Marcelo Vitorino, da empresa Specialistern, especializada em inserção de pessoas com deficiência no mercado de trabalho, trouxe o tema empregabilidade. Explicou que os autistas têm talentos específicos e que o emprego apoiado consegue inserir pessoas com habilidades importantes. Vitorino mantém 1.000 trabalhadores com suporte no Brasil e citou o caso do Itaú, que emprega 600 pessoas com suporte. “São empresas que preparam seus times para a inserção, dão acessibilidade e veem valor no talento das pessoas. Um dos autistas para o qual damos suporte fez um sistema que rodava em três horas passar a rodar em 15 minutos. Aproveitamos sempre os talentos que as pessoas têm”. Vitorino lembrou ainda que o Brasil é signatário da Convenção Internacional sobre os Direitos das Pessoas com Deficiência da Organização das Nações Unidas – ONU, o que dá a elas o direito a um trabalho decente.
“Queremos capacitar a sociedade brasileira sobre como se relacionar com uma pessoa neurodivergente. Sua atuação nas redes sociais, deputado Felipe Becari, juntamente com 1.500 clubes no Brasil de Lions e mais de 40 mil leões que temos pelo Brasil, unindo nossas redes para tratar dos temas relacionados ao TEA. Multiplicaremos esse tema em mais de 210 países, em aproximadamente 46 mil células de Lions ao redor do mundo, o que vai multiplicar e muito o debate. A partir do encontro com ONGs, aprendemos e daremos voz às entidades e às pessoas que passam despercebidas nesse mundo dos autistas, em especial as pessoas pobres. Temos mais de três milhões de autistas no Brasil, pois não temos um censo atualizado. A realidade brasileira aponta que um em cada 31 indivíduos nasce com autismo no Brasil atualmente. Impossível desenhar qualquer política pública quando não se sabe o tamanho do problema”, expôs o coordenador do Advocacy Day no Brasil, Manoel Messias Mello.
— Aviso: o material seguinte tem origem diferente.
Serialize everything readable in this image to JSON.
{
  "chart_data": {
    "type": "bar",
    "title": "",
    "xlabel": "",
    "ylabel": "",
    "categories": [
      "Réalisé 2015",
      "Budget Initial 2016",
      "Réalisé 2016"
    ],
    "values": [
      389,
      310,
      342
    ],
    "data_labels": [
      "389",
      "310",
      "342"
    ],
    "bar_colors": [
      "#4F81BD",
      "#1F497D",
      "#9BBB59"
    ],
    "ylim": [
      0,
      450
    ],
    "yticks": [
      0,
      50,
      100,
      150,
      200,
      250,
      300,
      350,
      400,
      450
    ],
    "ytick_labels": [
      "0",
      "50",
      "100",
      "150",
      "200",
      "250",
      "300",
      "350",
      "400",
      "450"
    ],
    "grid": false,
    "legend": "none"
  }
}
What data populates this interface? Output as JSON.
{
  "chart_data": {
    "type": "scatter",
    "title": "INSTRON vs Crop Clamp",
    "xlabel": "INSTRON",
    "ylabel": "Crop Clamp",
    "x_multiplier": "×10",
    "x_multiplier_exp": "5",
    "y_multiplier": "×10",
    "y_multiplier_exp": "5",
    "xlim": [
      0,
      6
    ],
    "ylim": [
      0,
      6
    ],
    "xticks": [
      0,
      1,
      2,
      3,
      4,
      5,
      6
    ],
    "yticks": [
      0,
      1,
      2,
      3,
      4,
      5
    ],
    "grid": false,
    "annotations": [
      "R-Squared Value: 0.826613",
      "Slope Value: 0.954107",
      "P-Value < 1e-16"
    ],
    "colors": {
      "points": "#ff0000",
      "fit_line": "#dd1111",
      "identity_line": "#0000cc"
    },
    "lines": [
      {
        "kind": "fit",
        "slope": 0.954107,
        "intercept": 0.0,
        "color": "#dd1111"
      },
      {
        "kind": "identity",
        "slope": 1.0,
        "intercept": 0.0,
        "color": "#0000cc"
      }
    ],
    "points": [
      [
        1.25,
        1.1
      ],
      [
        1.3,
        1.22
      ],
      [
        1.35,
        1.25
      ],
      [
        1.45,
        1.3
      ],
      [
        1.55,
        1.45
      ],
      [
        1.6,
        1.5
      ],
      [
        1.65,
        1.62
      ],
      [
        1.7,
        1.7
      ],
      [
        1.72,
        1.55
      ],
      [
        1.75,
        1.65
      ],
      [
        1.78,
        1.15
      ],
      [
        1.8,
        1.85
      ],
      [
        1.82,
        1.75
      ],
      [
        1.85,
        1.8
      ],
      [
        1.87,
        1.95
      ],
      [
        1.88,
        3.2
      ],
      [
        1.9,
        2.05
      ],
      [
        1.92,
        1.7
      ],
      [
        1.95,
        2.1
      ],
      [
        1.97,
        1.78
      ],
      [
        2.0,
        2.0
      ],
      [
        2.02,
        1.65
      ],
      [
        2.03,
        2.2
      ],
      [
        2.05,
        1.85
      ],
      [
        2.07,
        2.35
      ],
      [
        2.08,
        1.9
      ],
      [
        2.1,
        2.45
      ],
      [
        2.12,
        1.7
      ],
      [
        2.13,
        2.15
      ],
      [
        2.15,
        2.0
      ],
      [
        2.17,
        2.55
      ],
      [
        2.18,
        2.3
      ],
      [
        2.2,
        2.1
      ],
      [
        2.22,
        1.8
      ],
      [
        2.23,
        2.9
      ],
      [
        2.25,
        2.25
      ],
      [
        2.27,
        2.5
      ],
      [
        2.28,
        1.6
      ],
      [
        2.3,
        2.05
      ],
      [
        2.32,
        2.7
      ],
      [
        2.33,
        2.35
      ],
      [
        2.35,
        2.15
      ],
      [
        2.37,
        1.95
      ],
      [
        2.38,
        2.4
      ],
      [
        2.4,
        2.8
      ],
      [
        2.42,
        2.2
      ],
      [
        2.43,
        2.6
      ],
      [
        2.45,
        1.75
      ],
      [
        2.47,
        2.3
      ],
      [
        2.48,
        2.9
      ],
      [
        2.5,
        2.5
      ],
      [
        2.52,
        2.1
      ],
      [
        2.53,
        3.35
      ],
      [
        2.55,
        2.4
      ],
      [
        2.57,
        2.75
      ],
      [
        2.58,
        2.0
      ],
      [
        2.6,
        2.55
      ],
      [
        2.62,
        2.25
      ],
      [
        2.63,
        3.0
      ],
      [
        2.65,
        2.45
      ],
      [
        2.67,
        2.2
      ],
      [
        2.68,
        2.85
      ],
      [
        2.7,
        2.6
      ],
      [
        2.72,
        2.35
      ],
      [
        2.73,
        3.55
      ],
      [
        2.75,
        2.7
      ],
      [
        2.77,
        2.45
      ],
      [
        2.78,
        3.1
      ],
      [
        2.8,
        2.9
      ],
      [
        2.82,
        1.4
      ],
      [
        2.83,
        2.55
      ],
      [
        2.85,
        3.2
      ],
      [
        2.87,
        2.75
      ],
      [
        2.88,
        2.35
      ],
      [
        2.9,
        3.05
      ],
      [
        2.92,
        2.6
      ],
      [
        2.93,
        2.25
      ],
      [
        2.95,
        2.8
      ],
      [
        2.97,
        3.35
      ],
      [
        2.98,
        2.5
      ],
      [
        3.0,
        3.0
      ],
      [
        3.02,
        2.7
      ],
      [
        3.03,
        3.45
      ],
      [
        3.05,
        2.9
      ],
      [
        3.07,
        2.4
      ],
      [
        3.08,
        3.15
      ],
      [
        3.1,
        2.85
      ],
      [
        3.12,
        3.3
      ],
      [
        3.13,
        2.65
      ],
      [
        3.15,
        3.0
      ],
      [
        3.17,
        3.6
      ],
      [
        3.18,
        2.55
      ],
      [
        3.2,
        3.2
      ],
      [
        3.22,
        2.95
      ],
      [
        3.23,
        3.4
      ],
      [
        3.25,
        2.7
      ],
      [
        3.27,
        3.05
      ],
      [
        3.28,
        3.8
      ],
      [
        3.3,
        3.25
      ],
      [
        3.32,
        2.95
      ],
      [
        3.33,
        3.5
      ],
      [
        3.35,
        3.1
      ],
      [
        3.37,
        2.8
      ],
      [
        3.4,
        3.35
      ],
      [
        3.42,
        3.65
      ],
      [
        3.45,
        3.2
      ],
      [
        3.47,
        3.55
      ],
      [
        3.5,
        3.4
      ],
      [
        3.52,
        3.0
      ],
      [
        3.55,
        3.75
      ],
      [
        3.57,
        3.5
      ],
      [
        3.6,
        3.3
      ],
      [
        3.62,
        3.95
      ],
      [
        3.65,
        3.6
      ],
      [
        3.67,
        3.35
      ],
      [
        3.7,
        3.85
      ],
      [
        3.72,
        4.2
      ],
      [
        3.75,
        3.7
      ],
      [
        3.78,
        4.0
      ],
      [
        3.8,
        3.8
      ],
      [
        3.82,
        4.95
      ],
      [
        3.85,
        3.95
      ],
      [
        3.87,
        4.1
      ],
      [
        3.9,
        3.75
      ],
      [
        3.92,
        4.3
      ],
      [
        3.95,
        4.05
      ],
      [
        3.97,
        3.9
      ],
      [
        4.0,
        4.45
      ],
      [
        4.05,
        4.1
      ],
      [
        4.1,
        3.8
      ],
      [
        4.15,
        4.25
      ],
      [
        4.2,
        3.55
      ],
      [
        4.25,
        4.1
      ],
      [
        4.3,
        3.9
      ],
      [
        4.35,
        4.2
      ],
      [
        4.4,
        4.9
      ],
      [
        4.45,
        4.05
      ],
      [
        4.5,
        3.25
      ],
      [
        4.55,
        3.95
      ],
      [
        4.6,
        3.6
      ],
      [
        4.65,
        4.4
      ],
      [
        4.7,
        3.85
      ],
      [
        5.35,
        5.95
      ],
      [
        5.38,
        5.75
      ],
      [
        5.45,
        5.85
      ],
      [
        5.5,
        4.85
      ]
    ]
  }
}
Carla Bertin, do Autismo Legal, explicou sobre o medo que as mães de autistas têm de morrer, deixando seus filhos desamparados. “Se fala muito, mas ainda se faz pouco. Precisamos continuar defendendo os autistas. No Autismo Legal falamos de direito, não de vantagens”, explicou, pontuando que iniciou o projeto a partir de sua própria dificuldade de conseguir informação qualificada sobre os direitos dos autistas.
Pela câmara legislativa, o deputado federal Zacharias Calil (União-GO), médico pediatra e militante da causa autista, trouxe a informação de que seu Projeto de Lei 2063/2025 avançou na Câmara dos Deputados e foi aprovado na Comissão de Saúde. “Ele institui diretrizes nacionais para o diagnóstico precoce do autismo, ainda na primeira infância, no Sistema Único de Saúde”.
Por meio de sua assessoria, a deputada federal Flávia Morais (PDT-GO), que atua na causa do autismo e de doenças raras, esteve representada, trazendo detalhes sobre os Projetos de Lei 3124/2023, que institui diretrizes, estratégias e ações para o Programa de Atenção e Orientação às Mães Atípicas “Cuidando de Quem Cuida” e institui os Centros Especializados de Proteção Especial às Mães Atípicas, e o Projeto de Lei 2859/2020, que institui a Semana Nacional da Mãe Atípica.